Listed range of P90D vs. P85D

This site may earn commission on affiliate links.
I don't see the P85D as being available anymore but Tesla updates the ranges sometimes so they may have changed the range listed online when they removed the P85D, since they no longer needed the P90D to "compete" agianst the 85, since they don't make the 85 anymore...
 
I'm looking at several inventory cars, and was wondering why the listed range for the P85D is greater than that for a P90D?
No problem, it is all about the specific metric.

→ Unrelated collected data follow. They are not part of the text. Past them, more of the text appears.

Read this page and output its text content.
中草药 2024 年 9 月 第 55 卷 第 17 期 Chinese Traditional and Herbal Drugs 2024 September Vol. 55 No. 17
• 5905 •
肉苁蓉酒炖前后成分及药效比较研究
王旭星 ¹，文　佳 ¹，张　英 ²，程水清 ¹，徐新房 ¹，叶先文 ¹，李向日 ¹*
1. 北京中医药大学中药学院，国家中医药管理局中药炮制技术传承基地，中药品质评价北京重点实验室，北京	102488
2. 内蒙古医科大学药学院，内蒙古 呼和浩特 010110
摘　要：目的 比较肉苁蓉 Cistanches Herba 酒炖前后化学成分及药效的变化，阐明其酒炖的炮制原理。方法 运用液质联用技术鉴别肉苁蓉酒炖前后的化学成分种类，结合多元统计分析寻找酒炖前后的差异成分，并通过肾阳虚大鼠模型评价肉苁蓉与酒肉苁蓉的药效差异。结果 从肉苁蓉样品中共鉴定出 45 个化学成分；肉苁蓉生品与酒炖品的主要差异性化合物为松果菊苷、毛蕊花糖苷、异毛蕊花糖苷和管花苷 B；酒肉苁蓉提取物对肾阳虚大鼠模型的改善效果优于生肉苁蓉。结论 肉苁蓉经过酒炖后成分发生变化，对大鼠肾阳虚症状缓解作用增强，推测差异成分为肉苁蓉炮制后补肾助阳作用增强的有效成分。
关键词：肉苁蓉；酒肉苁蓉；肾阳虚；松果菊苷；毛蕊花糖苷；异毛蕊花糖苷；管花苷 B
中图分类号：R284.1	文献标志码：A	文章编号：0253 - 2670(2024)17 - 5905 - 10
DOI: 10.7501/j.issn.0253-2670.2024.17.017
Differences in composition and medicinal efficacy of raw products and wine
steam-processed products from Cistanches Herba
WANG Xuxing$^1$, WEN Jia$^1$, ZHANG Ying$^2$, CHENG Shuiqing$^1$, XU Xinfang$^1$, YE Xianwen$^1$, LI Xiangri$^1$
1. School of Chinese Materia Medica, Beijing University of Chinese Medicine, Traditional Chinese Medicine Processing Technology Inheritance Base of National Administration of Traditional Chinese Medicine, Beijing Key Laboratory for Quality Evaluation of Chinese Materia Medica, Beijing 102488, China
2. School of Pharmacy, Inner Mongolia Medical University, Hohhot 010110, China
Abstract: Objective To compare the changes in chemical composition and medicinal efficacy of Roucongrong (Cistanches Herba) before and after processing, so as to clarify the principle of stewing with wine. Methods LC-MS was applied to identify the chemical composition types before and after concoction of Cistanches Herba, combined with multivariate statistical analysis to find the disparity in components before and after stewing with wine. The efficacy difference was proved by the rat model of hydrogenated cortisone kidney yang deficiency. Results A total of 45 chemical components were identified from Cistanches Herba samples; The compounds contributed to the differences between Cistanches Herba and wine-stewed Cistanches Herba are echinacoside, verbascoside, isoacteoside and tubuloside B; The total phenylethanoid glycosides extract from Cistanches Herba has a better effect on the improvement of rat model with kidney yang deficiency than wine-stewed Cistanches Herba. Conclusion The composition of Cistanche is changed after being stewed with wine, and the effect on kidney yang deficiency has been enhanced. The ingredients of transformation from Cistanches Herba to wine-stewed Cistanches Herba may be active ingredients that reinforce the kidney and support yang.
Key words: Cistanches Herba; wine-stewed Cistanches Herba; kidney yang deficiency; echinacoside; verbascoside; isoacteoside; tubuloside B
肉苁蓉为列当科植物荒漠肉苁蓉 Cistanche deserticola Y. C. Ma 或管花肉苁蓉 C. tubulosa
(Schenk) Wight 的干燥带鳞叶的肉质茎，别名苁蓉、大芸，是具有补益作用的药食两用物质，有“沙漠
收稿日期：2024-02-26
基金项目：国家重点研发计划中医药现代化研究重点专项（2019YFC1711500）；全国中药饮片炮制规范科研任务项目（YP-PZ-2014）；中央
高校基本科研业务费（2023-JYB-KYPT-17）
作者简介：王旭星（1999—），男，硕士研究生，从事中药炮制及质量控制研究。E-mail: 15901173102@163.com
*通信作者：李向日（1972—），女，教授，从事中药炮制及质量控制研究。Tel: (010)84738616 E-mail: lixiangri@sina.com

The P85D shown 285 miles range is at a constant 65 MPH
The P90D shown 270 miles range in based on the EPA 5-cycle test.
When the 90's were introduced the same EPA ratings as did 85's because the 90's had not been subjected to the full EPA test cycles. Had they done that the range of the 90 would have been 7-8% better than was the 85.

As for why Tesla chose to show the constant 65 MPH range for the CPO site, I have no idea.
 
As for why Tesla chose to show the constant 65 MPH range for the CPO site, I have no idea.
I believe the policy for CPO (and Inventory) cars is to show the original specs as listed on the website at the time the car was configured or built (not sure which). In other words "no revisionist history". Part of the reason (IMO) is that the pricing is similarly done, such that options that are now standard (no cost, not an option) still count as a cost option on the CPO(/Inventory) pricing model. Similarly the original base list price is used rather than current pricing for the same model (if it's still "active").

In theory, clever screen scraping + data analysis could track the configuration / design page changes (options and pricing) by analyzing all the CPO and Inventory listings over time. Of course, in theory you might be able to do that with the Wayback Machine* as well. Not sure which approach is easier.